Results show that the ruling party candidates will take office as chiefs of nearly half of lower-level administrations. In addition, conservative legislators are set to dominate the assemblies of metropolitan and provincial assemblies, breaking the long-held tradition of the opposition bloc holding sway in such bodies.

Progressive candidates swept the elections for local educational chiefs, signaling a major change in school policies toward a more egalitarian approach.

Cho Hi-yeon, once considered the outsider in the race for Seoul education superintendent, pulled off an upset as a bitter family feud wrecked the campaign of his conservative rival.
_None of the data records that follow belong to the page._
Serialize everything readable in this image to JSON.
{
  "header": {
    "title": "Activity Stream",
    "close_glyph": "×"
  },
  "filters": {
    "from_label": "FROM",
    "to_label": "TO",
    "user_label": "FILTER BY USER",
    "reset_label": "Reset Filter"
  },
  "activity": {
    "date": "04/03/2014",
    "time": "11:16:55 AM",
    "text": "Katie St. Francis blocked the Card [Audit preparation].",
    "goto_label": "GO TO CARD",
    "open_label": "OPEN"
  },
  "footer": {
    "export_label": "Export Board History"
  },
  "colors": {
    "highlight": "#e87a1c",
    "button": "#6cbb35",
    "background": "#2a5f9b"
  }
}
Including Seoul, voters in 13 of the 17 metropolitan and provincial areas opted for progressive education chiefs.

Although the main opposition's wins in major local administrations outnumbered those of the ruling party, the NPAD lost both Incheon and Gyeonggi Province despite earlier projections that its candidates stood a high chance of winning.

The presidential office said Thursday it would accept the election results. "The will of the people contained in each vote will be humbly taken and (the administration) will do its utmost in national modification to make a new Korea," Cheong Wa Dae spokesman Min Kyung-wook said Thursday.

"The results, which contain many meanings at a time the nation is going through difficulties, are the will of the people."

The elections were seen as a referendum on the administration in the wake of the April 16 ferry disaster that left more than 300 people dead or missing. The government has been sharply criticised for its poor handling of the accident.

As such, the main opposition had appealed for voters' support for its candidates, emphasizing safety and accusing the government and the ruling party of incompetence and irresponsibility.

The ruling party, in contrast, asked for voters' support, claiming that putting its candidates in office would give the Park Geun-hye administration the strength it needs to drive national reform.